The stated objective of this blog is to argue repeatedly that things are not as simple as solutions offered in letters to the editor or through protests on any number of issues might indicate. Modern discourse is dominated by “positions”, even as the implications and subtleties in any position are seldom a subject for discussion. If you are branded as anything (think conservative, liberal, radical, misogynist, environmentalist, anything else you might want to label), images exist in the minds of most individuals of what such labels imply, even if no one is in any hurry to define such things explicitly. At some level, most people assume that such definitions are self-evident.
Implicit in such an assumption is the notion that human experience is largely shared; that habits, attitudes, foundational moral principles, etc., are a common heritage. In a certain sense, this might be true. I can’t think of any society which explicitly countenances murder, for example. However, if you are thinking about that statement, I bet you can summon an exception, in the sense that certain factions very obviously believe that killing can be justified. Today, we need only look to Paris for the most recent example.
I’m pointing to that extreme example to make a larger point. This “global village” that we share – and our attitudes toward and assumptions about it – is subject to the same oversimplification that so many things are. Even if we don’t spend a great deal of time articulating it, we all carry an image of reality with us. Currently, that reality seems to be more and more about “us vs. them” in so many arenas. The “us” includes all those perceived elements throughout the world that aspire to become like us: seeking democracy and freedom, wanting business modeled on Western examples, etc. The “them” are all those forces that oppose “us”. Please note that my definitions are necessarily vague. That vagueness embodies the aforementioned oversimplification.
Travel to parts of the world which are decidedly NOT North American, or generally part of the more developed world, reveals that nothing is quite that simple. Whether in Ghana, Thailand, Malaysia, or elsewhere, my personal travel has convinced me that while many parts of the world aspire to our affluence, they are not seeking to become us in any more comprehensive sense. Cultures with values and traditions thousands of years old can hardly be expected to imagine themselves as our poor cousins.

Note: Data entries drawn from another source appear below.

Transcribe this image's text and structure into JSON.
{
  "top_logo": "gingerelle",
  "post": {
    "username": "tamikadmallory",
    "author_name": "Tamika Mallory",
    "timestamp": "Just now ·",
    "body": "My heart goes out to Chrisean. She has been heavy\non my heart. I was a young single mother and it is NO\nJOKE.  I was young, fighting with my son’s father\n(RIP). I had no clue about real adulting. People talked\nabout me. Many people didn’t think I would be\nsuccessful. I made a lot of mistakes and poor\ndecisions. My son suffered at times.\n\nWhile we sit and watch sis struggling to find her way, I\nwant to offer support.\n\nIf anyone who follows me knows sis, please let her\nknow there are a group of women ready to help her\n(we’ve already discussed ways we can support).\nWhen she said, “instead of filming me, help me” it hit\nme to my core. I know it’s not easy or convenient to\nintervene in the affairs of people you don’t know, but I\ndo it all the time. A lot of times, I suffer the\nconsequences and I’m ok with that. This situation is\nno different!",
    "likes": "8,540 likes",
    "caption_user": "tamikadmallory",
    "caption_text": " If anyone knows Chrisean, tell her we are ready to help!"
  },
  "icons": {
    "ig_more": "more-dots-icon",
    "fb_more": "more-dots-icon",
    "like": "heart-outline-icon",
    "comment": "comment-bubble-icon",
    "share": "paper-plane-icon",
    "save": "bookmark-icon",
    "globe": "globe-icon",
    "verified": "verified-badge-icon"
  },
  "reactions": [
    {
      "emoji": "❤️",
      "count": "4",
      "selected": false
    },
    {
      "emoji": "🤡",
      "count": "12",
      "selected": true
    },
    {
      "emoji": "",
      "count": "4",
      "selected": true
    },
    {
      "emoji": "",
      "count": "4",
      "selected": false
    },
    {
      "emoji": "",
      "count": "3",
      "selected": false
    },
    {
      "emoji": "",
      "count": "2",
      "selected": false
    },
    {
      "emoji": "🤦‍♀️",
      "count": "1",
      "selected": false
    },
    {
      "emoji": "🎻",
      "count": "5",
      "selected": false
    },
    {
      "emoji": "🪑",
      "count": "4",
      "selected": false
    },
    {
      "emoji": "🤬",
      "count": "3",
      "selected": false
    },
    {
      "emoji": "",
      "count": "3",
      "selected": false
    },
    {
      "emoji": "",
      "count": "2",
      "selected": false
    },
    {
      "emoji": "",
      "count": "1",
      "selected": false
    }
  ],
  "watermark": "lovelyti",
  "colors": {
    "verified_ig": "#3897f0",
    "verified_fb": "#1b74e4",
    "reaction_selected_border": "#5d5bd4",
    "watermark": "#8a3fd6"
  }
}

Internalizing this realization can lead to an appreciation of the subtlety inherent in any position or belief. Factionalism is the enemy to my mind. As soon as anyone settles on a fixed position as absolute, thought is banished. Allowing for complexity in virtually anything is the road to an open mind. An adage I’ve developed for myself regarding most things: if it looks simple, I’m pretty sure it’s complex; if it looks complex, I hope you’ve got some time on your hands.